Should Private Companies Report Emissions?
- By
- May 30, 2023
- CBR - Climate Change
Under the US Securities and Exchange Commission’s proposed greenhouse gas emissions reporting regime, private companies will be exempt from disclosure. Chicago Booth’s Christian Leuz says that approach is mistaken for three reasons.
First, the exercise would provide only a partial view of the corporate sector’s contribution to carbon emissions, obstructing the United States’ ability to measure and address the scale of the problem.
Second, including private companies in the emissions reporting regime would help lenders such as banks determine the borrowing companies’ exposures to future climate policies, Leuz says, and therefore improve the lenders’ ability to allocate capital effectively.
Third, disclosure would likely spur emissions reductions and green innovation.

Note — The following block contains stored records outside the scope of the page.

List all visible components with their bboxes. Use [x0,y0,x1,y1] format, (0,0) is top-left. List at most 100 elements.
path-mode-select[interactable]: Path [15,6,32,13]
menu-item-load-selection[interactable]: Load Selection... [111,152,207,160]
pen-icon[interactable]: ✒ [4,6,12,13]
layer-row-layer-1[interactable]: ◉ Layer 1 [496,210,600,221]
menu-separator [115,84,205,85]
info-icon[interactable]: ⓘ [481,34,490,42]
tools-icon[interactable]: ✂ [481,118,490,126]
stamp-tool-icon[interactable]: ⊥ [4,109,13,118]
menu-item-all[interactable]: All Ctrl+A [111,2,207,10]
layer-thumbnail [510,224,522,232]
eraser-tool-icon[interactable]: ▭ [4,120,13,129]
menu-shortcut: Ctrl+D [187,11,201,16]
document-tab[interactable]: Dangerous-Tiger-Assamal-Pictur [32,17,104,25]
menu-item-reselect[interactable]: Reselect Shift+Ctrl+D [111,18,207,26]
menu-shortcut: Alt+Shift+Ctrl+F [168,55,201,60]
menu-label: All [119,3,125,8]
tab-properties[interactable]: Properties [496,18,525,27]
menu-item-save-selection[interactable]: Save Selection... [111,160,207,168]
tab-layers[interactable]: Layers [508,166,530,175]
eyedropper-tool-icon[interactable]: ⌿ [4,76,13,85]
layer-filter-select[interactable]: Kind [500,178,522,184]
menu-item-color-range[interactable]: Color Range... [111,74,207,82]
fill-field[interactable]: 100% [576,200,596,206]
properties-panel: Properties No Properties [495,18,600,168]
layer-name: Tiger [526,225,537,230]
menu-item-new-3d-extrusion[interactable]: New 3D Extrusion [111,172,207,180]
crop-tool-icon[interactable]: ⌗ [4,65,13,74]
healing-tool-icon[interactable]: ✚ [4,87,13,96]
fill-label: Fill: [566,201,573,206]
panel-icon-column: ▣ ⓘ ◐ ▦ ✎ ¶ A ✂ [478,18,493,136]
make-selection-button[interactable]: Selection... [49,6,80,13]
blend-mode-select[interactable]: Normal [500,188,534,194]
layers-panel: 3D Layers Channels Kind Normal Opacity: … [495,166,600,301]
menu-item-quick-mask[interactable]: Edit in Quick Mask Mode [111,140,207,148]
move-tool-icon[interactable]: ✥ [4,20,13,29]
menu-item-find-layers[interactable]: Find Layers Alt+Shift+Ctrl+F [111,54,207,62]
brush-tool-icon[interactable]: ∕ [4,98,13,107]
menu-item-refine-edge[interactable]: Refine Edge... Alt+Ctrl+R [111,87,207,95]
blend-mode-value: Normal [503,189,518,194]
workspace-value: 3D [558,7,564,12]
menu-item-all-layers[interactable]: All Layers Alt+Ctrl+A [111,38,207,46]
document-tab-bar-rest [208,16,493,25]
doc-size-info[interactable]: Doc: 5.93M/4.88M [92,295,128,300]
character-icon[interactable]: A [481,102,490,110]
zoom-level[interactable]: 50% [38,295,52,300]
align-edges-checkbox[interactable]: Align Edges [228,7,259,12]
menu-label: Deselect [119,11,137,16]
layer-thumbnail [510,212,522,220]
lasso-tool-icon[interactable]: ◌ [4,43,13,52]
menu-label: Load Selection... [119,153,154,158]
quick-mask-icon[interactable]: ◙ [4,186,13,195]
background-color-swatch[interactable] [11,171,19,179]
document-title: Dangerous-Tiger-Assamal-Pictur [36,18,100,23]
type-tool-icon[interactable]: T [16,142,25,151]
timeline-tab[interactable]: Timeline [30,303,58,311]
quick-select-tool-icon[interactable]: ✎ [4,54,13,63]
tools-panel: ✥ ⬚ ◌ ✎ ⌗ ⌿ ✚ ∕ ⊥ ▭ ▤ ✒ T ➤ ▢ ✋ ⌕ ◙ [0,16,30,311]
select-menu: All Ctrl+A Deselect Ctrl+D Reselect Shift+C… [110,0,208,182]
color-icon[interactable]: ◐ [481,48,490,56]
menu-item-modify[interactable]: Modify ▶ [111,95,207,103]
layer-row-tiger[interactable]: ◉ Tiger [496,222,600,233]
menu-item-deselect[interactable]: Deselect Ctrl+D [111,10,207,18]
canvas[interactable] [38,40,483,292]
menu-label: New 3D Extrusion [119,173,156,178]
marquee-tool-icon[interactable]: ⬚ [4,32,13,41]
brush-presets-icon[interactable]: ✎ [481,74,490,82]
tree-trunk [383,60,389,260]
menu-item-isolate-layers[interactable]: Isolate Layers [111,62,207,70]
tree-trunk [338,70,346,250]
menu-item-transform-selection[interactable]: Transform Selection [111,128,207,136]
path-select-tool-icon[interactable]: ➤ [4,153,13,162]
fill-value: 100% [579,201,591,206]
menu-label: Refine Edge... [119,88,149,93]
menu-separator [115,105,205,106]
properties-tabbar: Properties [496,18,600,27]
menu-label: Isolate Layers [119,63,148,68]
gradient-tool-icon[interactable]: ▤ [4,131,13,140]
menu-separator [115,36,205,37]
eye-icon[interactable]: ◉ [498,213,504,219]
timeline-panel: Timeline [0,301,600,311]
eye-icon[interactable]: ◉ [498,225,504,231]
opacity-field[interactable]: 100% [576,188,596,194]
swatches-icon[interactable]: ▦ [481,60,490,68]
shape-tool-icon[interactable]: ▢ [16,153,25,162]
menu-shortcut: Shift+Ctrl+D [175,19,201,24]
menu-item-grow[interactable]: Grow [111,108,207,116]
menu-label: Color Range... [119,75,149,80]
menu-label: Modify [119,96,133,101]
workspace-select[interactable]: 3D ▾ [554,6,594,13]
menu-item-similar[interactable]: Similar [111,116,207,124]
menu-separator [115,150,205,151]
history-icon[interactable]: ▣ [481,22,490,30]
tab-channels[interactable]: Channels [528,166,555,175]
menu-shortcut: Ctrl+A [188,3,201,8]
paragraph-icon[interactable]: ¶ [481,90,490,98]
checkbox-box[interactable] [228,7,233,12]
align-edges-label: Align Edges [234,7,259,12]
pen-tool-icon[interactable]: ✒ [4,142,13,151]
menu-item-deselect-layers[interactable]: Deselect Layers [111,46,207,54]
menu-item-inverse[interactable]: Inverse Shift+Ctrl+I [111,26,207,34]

In a literature review with Booth’s Hans B. Christensen and University of Pennsylvania’s Luzi Hail, Leuz notes that after the United Kingdom required listed companies to report carbon emissions in annual financial reports, academic studies found that reporting businesses cut their emissions by 10–18 percent, whether due to investor pressure or peer comparisons.

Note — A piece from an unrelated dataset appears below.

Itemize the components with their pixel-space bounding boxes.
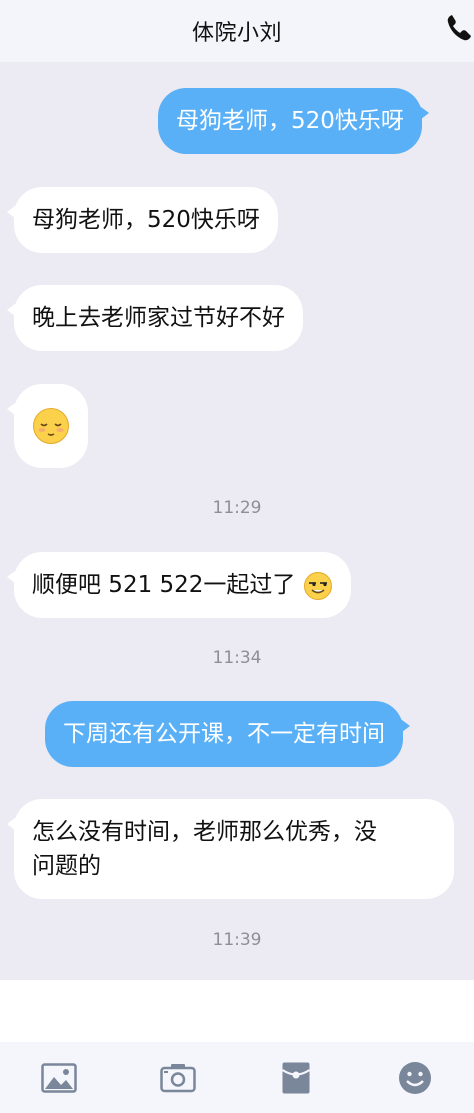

Arguments in favor of reporting aside, Leuz says he suspects that companies would be more open to disclosing data on their emissions than on their financials, since the former could hardly be considered proprietary information.
And it could be a boon for companies that report low emissions, if environmental-sustainability ratings are any indication. In the market turmoil following the spread of COVID-19 around the globe between February and April 2020, investors pulled $7 billion out of funds with a low environmental rating, while putting an additional $460 million into highly rated funds, according to research by Chicago Booth’s Lubos Pastor and Dodge & Cox’s M. Blair Vorsatz, a graduate of Booth’s PhD Program.